Another roadblock for a market-driven REDD+ mechanism has come from principled resistance by relevant constituencies and also by countries such as Brazil and Bolivia, which strongly opposed the idea of commodifying forest ecosystems. Under the Bonn Framework developing countries may opt to finance REDD+ projects entirely from non-market funds.
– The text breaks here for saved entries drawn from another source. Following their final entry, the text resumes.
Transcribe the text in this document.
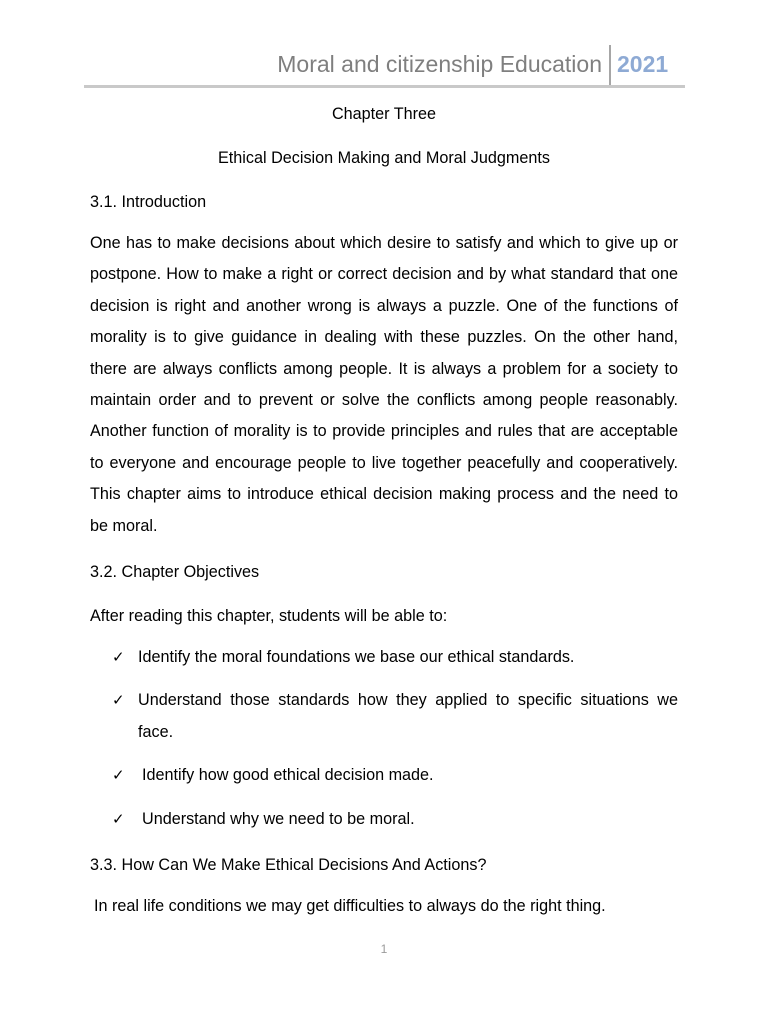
Moral and citizenship Education 2021

Chapter Three

Ethical Decision Making and Moral Judgments

3.1. Introduction

One has to make decisions about which desire to satisfy and which to give up or postpone. How to make a right or correct decision and by what standard that one decision is right and another wrong is always a puzzle. One of the functions of morality is to give guidance in dealing with these puzzles. On the other hand, there are always conflicts among people. It is always a problem for a society to maintain order and to prevent or solve the conflicts among people reasonably. Another function of morality is to provide principles and rules that are acceptable to everyone and encourage people to live together peacefully and cooperatively. This chapter aims to introduce ethical decision making process and the need to be moral.

3.2. Chapter Objectives

After reading this chapter, students will be able to:

✓ Identify the moral foundations we base our ethical standards.
✓ Understand those standards how they applied to specific situations we face.
✓ Identify how good ethical decision made.
✓ Understand why we need to be moral.

3.3. How Can We Make Ethical Decisions And Actions?

In real life conditions we may get difficulties to always do the right thing.

1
Many of these same principled constituencies successfully pushed for the idea that if the carbon benefits of REDD+ were to be sustainable, the UNFCCC forest mitigation mechanism would have to include support for the protection of non-carbon benefits (NCBs) such as biodiversity and improved quality of life for forest communities, especially indigenous peoples. NBCs were included despite the lingering concerns that opening UNFCCC financial flows to promote non-carbon benefits could divert countries from the main goal of securing reduced GHG emissions.

If the REDD+ framework agreed to in Bonn is confirmed in Paris next December, a mechanism originally based on a market-approach to specifically reduce carbon emissions from deforestation will have evolved into a mixed-financed model to invest in carbon and non-carbon benefits. REDD+ shows how the design of global governance instruments can be highly flexible and responsive to evolving circumstances.

What’s ahead?

Although the agreement on the REDD+ framework for COP 21 in Paris was rightly lauded as an important milestone, much was left to be detailed during implementation — especially on the provisions regarding social and environmental safeguards, and the operationalization of results-based projects and ex-ante joint mitigation on REDD+. The monitoring, reporting and verification of implementation will thus be key to ensuring that the forest mechanism will effectively enable a positive carbon balance in this sector, while preserving the environment and rights of forest communities and indigenous peoples living in these forests. 

The opinions expressed in this article/multimedia are those of the author(s) and do not necessarily reflect the views of CIGI or its Board of Directors.